Special Effect Failure: Pretty much every episode had this, thanks to working with a low budget. The one that stands out the most was an episode where a bunch of kids were kidnapped onto an alien spacecraft and forced to eat a horrible alien food product...which was clearly and obviously lime-flavoured jello in a bowl.
This ended up being beneficial in ways as episodes often had to use frightening ideas and imagery (e.g. a girl suddenly standing on the other side of the window in the middle of the night) rather than special effects, which made it scarier.
Interestingly, according to Word of God, it apparently could have been worse. According to creator DJ MacHale, the show started filming in Montreal at a time when Montreal's film industry was struggling. Because of this, despite being a low-budget show, they still had the run of the place and had access to things they probably wouldn't have any other time.

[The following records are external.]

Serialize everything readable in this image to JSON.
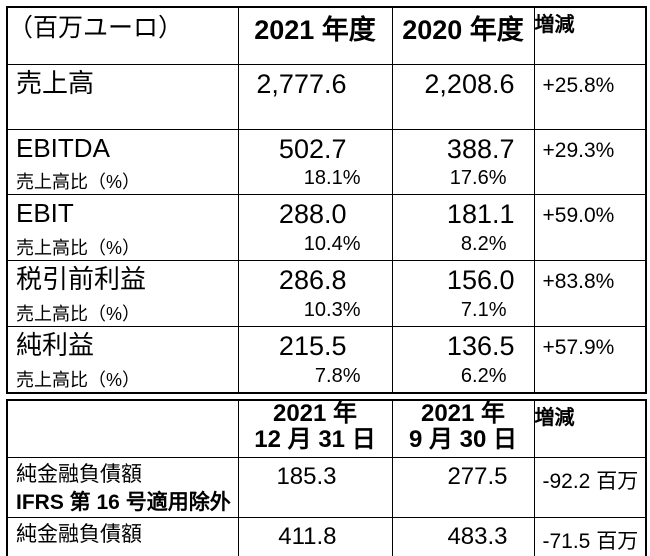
{
  "table1": {
    "header": {
      "units": "（百万ユーロ）",
      "col_2021": "2021 年度",
      "col_2020": "2020 年度",
      "col_change": "増減"
    },
    "rows": [
      {
        "label": "売上高",
        "v2021": "2,777.6",
        "v2020": "2,208.6",
        "change": "+25.8%"
      },
      {
        "label": "EBITDA",
        "sub": "売上高比（%）",
        "v2021": "502.7",
        "p2021": "18.1%",
        "v2020": "388.7",
        "p2020": "17.6%",
        "change": "+29.3%"
      },
      {
        "label": "EBIT",
        "sub": "売上高比（%）",
        "v2021": "288.0",
        "p2021": "10.4%",
        "v2020": "181.1",
        "p2020": "8.2%",
        "change": "+59.0%"
      },
      {
        "label": "税引前利益",
        "sub": "売上高比（%）",
        "v2021": "286.8",
        "p2021": "10.3%",
        "v2020": "156.0",
        "p2020": "7.1%",
        "change": "+83.8%"
      },
      {
        "label": "純利益",
        "sub": "売上高比（%）",
        "v2021": "215.5",
        "p2021": "7.8%",
        "v2020": "136.5",
        "p2020": "6.2%",
        "change": "+57.9%"
      }
    ]
  },
  "table2": {
    "header": {
      "col1": "",
      "date1_line1": "2021 年",
      "date1_line2": "12 月 31 日",
      "date2_line1": "2021 年",
      "date2_line2": "9 月 30 日",
      "col_change": "増減"
    },
    "rows": [
      {
        "label": "純金融負債額",
        "label_line2": "IFRS 第 16 号適用除外",
        "v1": "185.3",
        "v2": "277.5",
        "change": "-92.2 百万"
      },
      {
        "label": "純金融負債額",
        "v1": "411.8",
        "v2": "483.3",
        "change": "-71.5 百万"
      }
    ]
  }
}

What Do You Mean, It's for Kids?: Well it is, but considering that some of the stories get rather dark and twisted, it can and will make people wonder. It was made back in the 1990s when children's show writers weren't afraid to pull stuff like this. The only show these days that can be considered an equivalent to this show is R.L. Stine's The Haunting Hour (it would have been The Nightmare Room had it not been canceled in 2001) and Spooksville.
To the show's credit, MOST episodes had a happy ending, with the villain defeated, and sometimes going so far to have characters come Back from the Dead. The build-up to said happy ending tended to be creepy as hell, though, and there were exceptions to this. Probably the most ironic was The Pinball Wizard considering its use of Fairy Tale Motifs.
The Woobie: Jill from Tale Of the Final Wish. Everyone around her looks down on her for daring to believe to in fairy tales as a teenager, and she only wishes herself into a fairy tale because of the teasing she'd received in school and at home.